Wie wurde auf die große Menge Holz im Logistikbereich reagiert?

Natürlich war die Lagerkapazität für eine solche Katastrophe unzureichend. Es wurde jedoch relativ unbürokratisch mit politischer Hilfe eine ganze Reihe an Nasslagerplätzen realisiert. Aber auch private Investitionen spielten eine Rolle. So investierte die Klenk Holz AG beispielsweise in einen stillgelegten Verladebahnhof, um das Ladegleis wieder instand zu setzen. Heute ist der Verladebahnhof wieder stillgelegt. Da das gesamte Schadholz nicht innerhalb von NRW verkauft oder gelagert werden konnte, wurde die übrig gebliebene Restmenge des Holzes außer Landes exportiert. Ohne Zweifel gab es hier Probleme, wie man auch heute noch am Rechtsstreit mit Klausner sieht. Wie dieser letztendlich ausgehen wird, bleibt abzuwarten.

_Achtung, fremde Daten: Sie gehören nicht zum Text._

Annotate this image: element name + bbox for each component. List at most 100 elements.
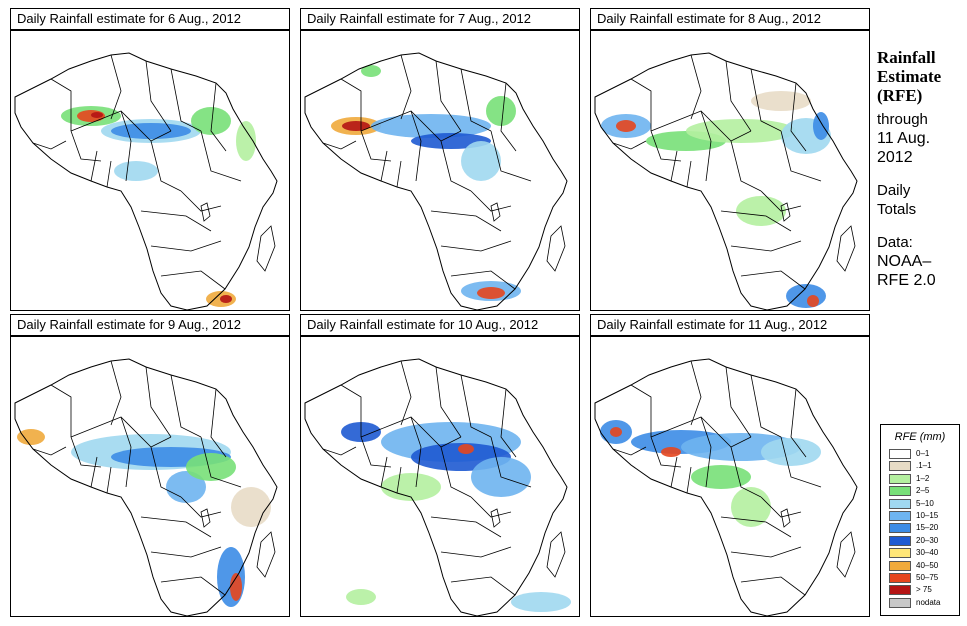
- country-border: [180, 190, 222, 212]
- rainfall-area: [813, 112, 829, 140]
- country-border: [340, 78, 362, 131]
- country-border: [125, 446, 132, 488]
- rainfall-area: [231, 487, 271, 527]
- country-border: [612, 140, 647, 150]
- madagascar-outline: [836, 225, 856, 272]
- rainfall-area: [731, 487, 771, 527]
- country-border: [725, 60, 752, 132]
- country-border: [730, 140, 762, 192]
- panel-title-bar: Daily Rainfall estimate for 9 Aug., 2012: [10, 314, 290, 336]
- legend-title: RFE (mm): [894, 431, 946, 443]
- rainfall-area: [191, 107, 231, 135]
- rainfall-area: [166, 471, 206, 503]
- country-border: [705, 140, 712, 182]
- africa-rainfall-map: [590, 336, 870, 617]
- country-border: [170, 68, 202, 132]
- legend-swatch: [889, 473, 911, 484]
- legend-swatch: [889, 597, 911, 608]
- country-border: [70, 110, 132, 142]
- legend-item: 5–10: [889, 498, 957, 510]
- data-label: Data:: [877, 234, 913, 251]
- panel-title: Daily Rainfall estimate for 8 Aug., 2012: [597, 11, 822, 26]
- country-border: [150, 140, 182, 192]
- rainfall-area: [346, 589, 376, 605]
- coastline: [594, 358, 858, 616]
- country-border: [90, 150, 98, 182]
- sidebar-info: Rainfall Estimate (RFE) through 11 Aug. …: [877, 48, 967, 290]
- legend-label: 10–15: [916, 511, 939, 520]
- legend-swatch: [889, 573, 911, 583]
- legend-label: 40–50: [916, 560, 939, 570]
- country-border: [780, 436, 822, 488]
- country-border: [690, 54, 702, 120]
- panel-title-bar: Daily Rainfall estimate for 8 Aug., 2012: [590, 8, 870, 30]
- rainfall-area: [361, 65, 381, 77]
- rainfall-area: [342, 121, 370, 131]
- legend-swatch: [889, 535, 911, 546]
- coastline: [14, 358, 278, 616]
- country-border: [500, 82, 517, 152]
- country-border: [470, 496, 512, 518]
- map-panel-aug-7: Daily Rainfall estimate for 7 Aug., 2012: [300, 8, 580, 311]
- legend-swatch: [889, 511, 911, 521]
- panel-title: Daily Rainfall estimate for 7 Aug., 2012: [307, 11, 532, 26]
- country-border: [150, 446, 182, 498]
- legend-label: 0–1: [916, 449, 930, 458]
- map-svg: [304, 358, 571, 616]
- legend-swatch: [889, 585, 911, 596]
- rainfall-area: [751, 91, 811, 111]
- coastline: [594, 52, 858, 310]
- country-border: [322, 446, 357, 456]
- country-border: [160, 270, 226, 290]
- legend-item: 20–30: [889, 535, 957, 547]
- country-border: [50, 78, 72, 131]
- lake-outline: [200, 202, 211, 222]
- legend-item: 1–2: [889, 473, 957, 485]
- country-border: [360, 110, 422, 142]
- legend-label: > 75: [916, 585, 932, 595]
- legend-item: 10–15: [889, 511, 957, 522]
- legend-item: 40–50: [889, 560, 957, 572]
- country-border: [32, 446, 67, 456]
- rfe-legend: RFE (mm) 0–1 .1–1 1–2 2–5 5–10 10–15 15–20 20–3…: [880, 424, 960, 616]
- country-border: [380, 150, 388, 182]
- panel-title: Daily Rainfall estimate for 10 Aug., 201…: [307, 317, 539, 332]
- country-border: [650, 110, 712, 142]
- legend-swatch: [889, 560, 911, 571]
- legend-item: 0–1: [889, 449, 957, 460]
- through-label: through: [877, 111, 928, 128]
- country-border: [760, 190, 802, 212]
- country-border: [360, 416, 422, 448]
- panel-title: Daily Rainfall estimate for 9 Aug., 2012: [17, 317, 242, 332]
- africa-rainfall-map: [300, 336, 580, 617]
- country-border: [670, 456, 678, 488]
- country-border: [32, 140, 67, 150]
- country-border: [720, 516, 792, 538]
- country-border: [430, 210, 502, 232]
- rainfall-area: [458, 444, 474, 454]
- rainfall-area: [230, 573, 242, 601]
- country-border: [322, 140, 357, 150]
- lake-outline: [200, 508, 211, 528]
- country-border: [435, 366, 462, 438]
- country-border: [400, 54, 412, 120]
- legend-item: .1–1: [889, 461, 957, 472]
- country-border: [650, 436, 682, 468]
- rainfall-area: [761, 438, 821, 466]
- rainfall-area: [661, 447, 681, 457]
- lake-outline: [780, 202, 791, 222]
- country-border: [400, 360, 412, 426]
- country-border: [435, 60, 462, 132]
- country-border: [730, 446, 762, 498]
- country-border: [340, 384, 362, 437]
- country-border: [705, 446, 712, 488]
- country-border: [440, 546, 512, 558]
- country-border: [686, 466, 692, 494]
- madagascar-outline: [836, 531, 856, 578]
- legend-label: 2–5: [916, 486, 930, 496]
- panel-title-bar: Daily Rainfall estimate for 6 Aug., 2012: [10, 8, 290, 30]
- country-border: [750, 374, 782, 438]
- panel-title: Daily Rainfall estimate for 11 Aug., 201…: [597, 317, 828, 332]
- legend-label: .1–1: [916, 461, 932, 471]
- legend-item: 50–75: [889, 573, 957, 584]
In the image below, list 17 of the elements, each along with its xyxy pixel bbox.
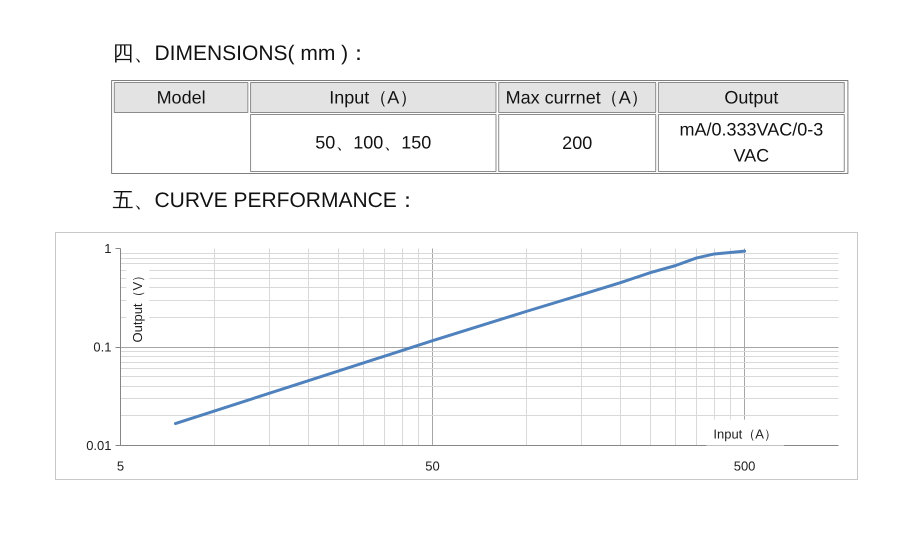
x-tick-label: 500 <box>734 458 756 474</box>
text: 200 <box>562 133 592 153</box>
text: 50、100、150 <box>315 132 432 152</box>
y-tick-label: 0.1 <box>93 340 112 354</box>
y-tick-label: 0.01 <box>86 438 112 453</box>
y-tick-label: 1 <box>104 241 112 256</box>
category-label: Output <box>724 88 778 108</box>
x-tick-label: 50 <box>425 458 440 474</box>
x-tick-label: 5 <box>116 458 124 474</box>
text: mA/0.333VAC/0-3 VAC <box>679 120 824 166</box>
category-label: Input（A） <box>329 88 418 108</box>
text: 四、DIMENSIONS( mm )： <box>112 42 370 65</box>
chart-title: 五、CURVE PERFORMANCE： <box>112 189 418 212</box>
x-axis-title: Input（A） <box>713 426 777 442</box>
category-label: Model <box>156 88 206 108</box>
y-axis-title: Output（V） <box>130 268 146 342</box>
category-label: Max currnet（A） <box>506 88 649 108</box>
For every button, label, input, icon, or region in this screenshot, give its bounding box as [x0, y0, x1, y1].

Was haben Sie rückblickend als positiv und negativ in Erinnerung und wo sehen Sie heute noch Potenziale für Verbesserungen?

Letztendlich würde ich vor allem empfehlen, Ruhe zu bewahren. Es hat sich durch Kyrill gezeigt, wie wichtig es ist, in einer Ausnahmesituation wie dieser strukturiert und besonnen vorzugehen. Was mir besonders positiv in Erinnerung geblieben ist, ist der enorme Zusammenhalt, der durch Kyrill entstanden ist – sei es innerhalb des Landesbetriebes oder auch der Waldbesitzer: Stichwort Solidargemeinschaften. Ein solches Ereignis schweißt zusammen. Als wertvoll hat sich auch die Lebendkonservierung herausgestellt, da sie Holz im Wald ohne Schadverluste länger bewahrt. Prophylaktisch gesehen, wäre auch die Schaffung einer geeigneten Notfall-Infrastruktur wünschenswert, jedoch redet man dann über sehr hohe Investitions- und Unterhaltungskosten.